Monotonic Queue Concept
Original12/22/25Less than 1 minute
🧠 Concept
- Problem
给你一个数组
window,已知其最值为A,如果给window中添加一个数B,那么比较一下A和B就可以立即算出新的最值;但如果要从window数组中减少一个数,就不能直接得到最值了,因为如果减少的这个数恰好是A,就需要遍历window中的所有元素重新寻找新的最值。
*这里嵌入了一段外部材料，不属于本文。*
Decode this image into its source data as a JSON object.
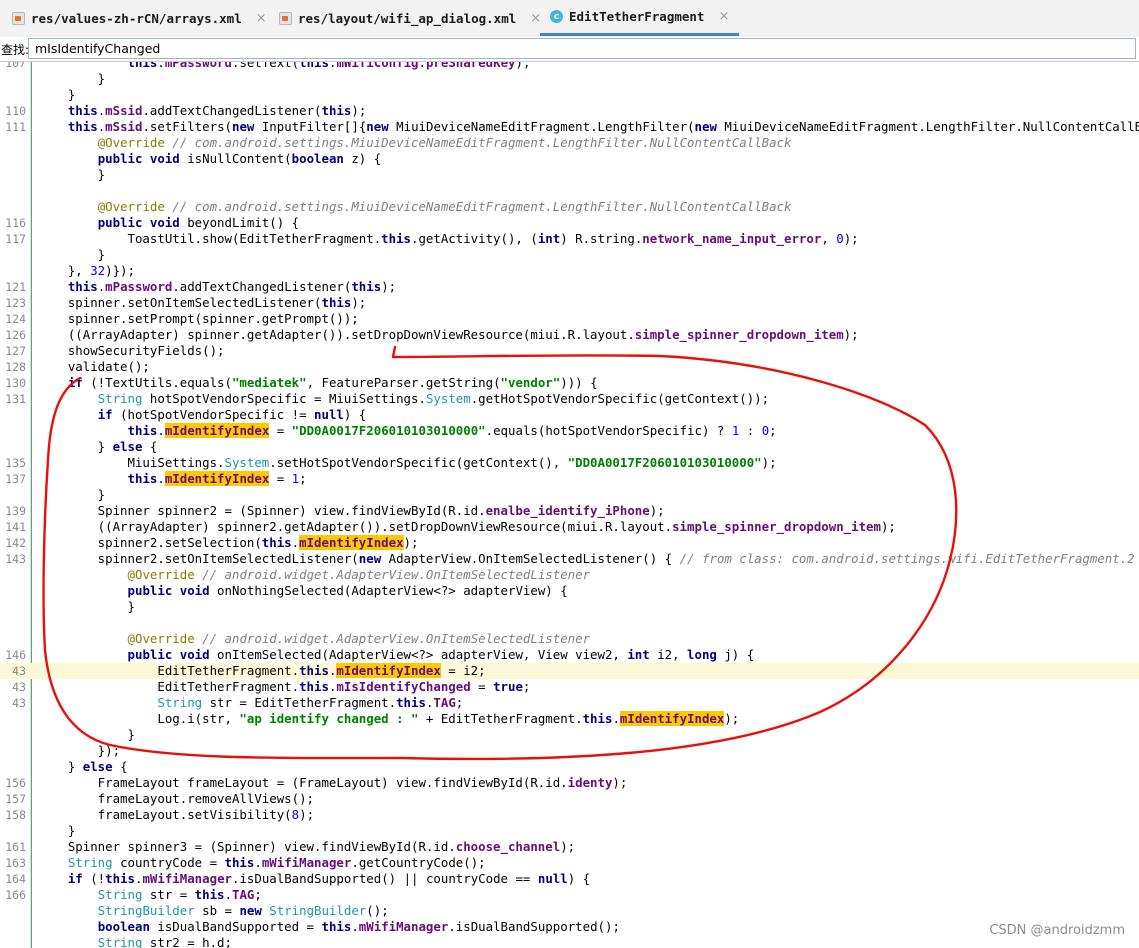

Find max/min of an array where exists frequent first or last element removal
Template
class MonotonicQueueMax{
Deque<Integer> q = new ArrayDeque<>();
public void add(int x) {
while (!q.isEmpty() && q.getLast() < x) {
q.removeLast();
}
q.offer(x);
}
public void remove(int x) {
if (q.peek() == x) {
q.poll();
}
}
public int getMax() {
return q.peek();
}
}
class MonotonicQueueMin{
Deque<Integer> q = new ArrayDeque<>();
public void add(int x) {
while (!q.isEmpty() && q.getLast() > x) {
q.removeLast();
}
q.offer(x);
}
public void remove(int x) {
if (q.peek() == x) {
q.poll();
}
}
public int getMin() {
return q.peek();
}
}